We ask that each Convener in turn approach a graduate student or upper-level undergraduate to serve as their group’s Executive Organizer. These student leaders will be responsible for selecting and organizing from three to fifteen fellow students to come together for a single, ninety-minute seminar-style discussion of two paired Telos articles twice each year. Meetings will take place on a flexible timeline sometime during a single month coinciding with the publication of a new issue of the journal.
After each group meets and discusses the two articles under consideration, Executive Organizers will be invited to submit a report of up to 1,000 words about their group’s conversation for possible publication under the author’s name in TELOSscope. A global TSS Rapporteur chosen among our interns will in turn synthesize these accounts for publication in TELOSscope and, eventually, the journal. In a culminating event, all seminar participants will be invited to a global video discussion with the author of the most recent essay and, when possible, the author of the past article as well.
We hope that the result of our efforts will be a lively seminar series, unique among academic journals, that channels the founding spirit of Telos into the digital age, and that helps bring a new generation of students into the tradition of lively, open-ended, unorthodox conversation for which the journal is known.
To help us continue to foster this conversation by becoming a Seminar Convener, please fill out the Google form available through this link.
If you do not have a Google account or you have any questions—or if you would like to recommend colleagues who could equally serve as conveners, wherever in the world they might be—please contact editorial board member Mark S. Weiner at tss@telospress.com.
Once we have heard from a sufficient number of conveners to make our initiative viable, we will contact you via email with information about our timeline and next steps, as well as sample discussion questions.
Our first article pairing will be Paul Kahn’s “Law and Representation: Observations from an American Constitutionalist” (Telos 195, Summer 2021) and Telos founder Paul Piccone’s “The Crisis of Liberalism and the Emergence of Federal Populism” (Telos 89, Fall 1991).
Writing thirty years ago, Piccone presciently argues that populist responses to the crisis of liberalism have been ineffective, have indeed largely deepened the crisis, by relying on a nationalist political imaginary unsuited to opposing the New Class and its program of technocratic managerialism. He instead envisions a populist movement in which new territorial communities with particularized structures of value are federated within a decentralized and regionalized system, and he looks to an unlikely source for inspiration for that project: the Lombard League of northern Italy. “The Lombard League,” he explains, “rejects outright the obsolete concept of the nation-state in favor of an integral federalism predicated on the constitution of new nomoi and the reconstitution of local communities as the social space within which to practice participatory democracy.” The League and other widely misunderstood populist political formations—which transcend the outdated distinction of Left/Right—embody for Piccone, under current historical conditions, “the same democratic spirit that gave rise to the original American Constitution and the Swiss Confederation, and provide a concrete alternative to a moribund liberalism.”

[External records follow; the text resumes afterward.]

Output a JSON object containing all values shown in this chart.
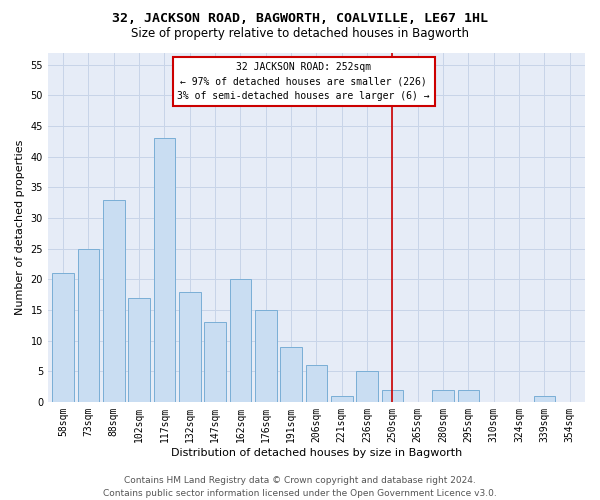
{
  "title": "32, JACKSON ROAD, BAGWORTH, COALVILLE, LE67 1HL",
  "subtitle": "Size of property relative to detached houses in Bagworth",
  "xlabel": "Distribution of detached houses by size in Bagworth",
  "ylabel": "Number of detached properties",
  "bar_labels": [
    "58sqm",
    "73sqm",
    "88sqm",
    "102sqm",
    "117sqm",
    "132sqm",
    "147sqm",
    "162sqm",
    "176sqm",
    "191sqm",
    "206sqm",
    "221sqm",
    "236sqm",
    "250sqm",
    "265sqm",
    "280sqm",
    "295sqm",
    "310sqm",
    "324sqm",
    "339sqm",
    "354sqm"
  ],
  "bar_values": [
    21,
    25,
    33,
    17,
    43,
    18,
    13,
    20,
    15,
    9,
    6,
    1,
    5,
    2,
    0,
    2,
    2,
    0,
    0,
    1,
    0
  ],
  "bar_color": "#c9ddf2",
  "bar_edge_color": "#7aaed6",
  "reference_line_x": 13,
  "annotation_line1": "32 JACKSON ROAD: 252sqm",
  "annotation_line2": "← 97% of detached houses are smaller (226)",
  "annotation_line3": "3% of semi-detached houses are larger (6) →",
  "annotation_box_color": "#ffffff",
  "annotation_box_edge": "#cc0000",
  "vline_color": "#cc0000",
  "ylim": [
    0,
    57
  ],
  "yticks": [
    0,
    5,
    10,
    15,
    20,
    25,
    30,
    35,
    40,
    45,
    50,
    55
  ],
  "grid_color": "#c8d4e8",
  "bg_color": "#e6ecf7",
  "footer_line1": "Contains HM Land Registry data © Crown copyright and database right 2024.",
  "footer_line2": "Contains public sector information licensed under the Open Government Licence v3.0.",
  "title_fontsize": 9.5,
  "subtitle_fontsize": 8.5,
  "xlabel_fontsize": 8,
  "ylabel_fontsize": 8,
  "tick_fontsize": 7,
  "annotation_fontsize": 7,
  "footer_fontsize": 6.5
}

Kahn’s work implicitly shines a light backward on Piccone’s analysis through its searching examination of the widespread loss of constitutional faith in the United States, and the consequent rise of a politics stripped of its connection to the political. “The civil religion that once animated the nation is dying,” writes Kahn. “While we once understood constitutionalism to control politics, now it is the other way around. Everything is politicized. But constitutionalism cannot survive when the appeal to law is only an extension of ordinary politics by other means.” Kahn’s goal, he writes, is “to remind us of the political imaginary within which American constitutionalism has played a vital democratic role.” Does this reminder of a judicially articulated ideal in which national popular sovereignty was grounded in a vision of “law as a robust source of meaning” and “as an end in itself” add a complementary theoretical dimension to Piccone’s analysis of the crisis of liberalism? How might reading the two essays together speak to a possible future through which critical theory could chart a goal toward human emancipation within our current historical moment?
Thank you for considering becoming a part of the Telos Student Seminars and extending the Telos tradition.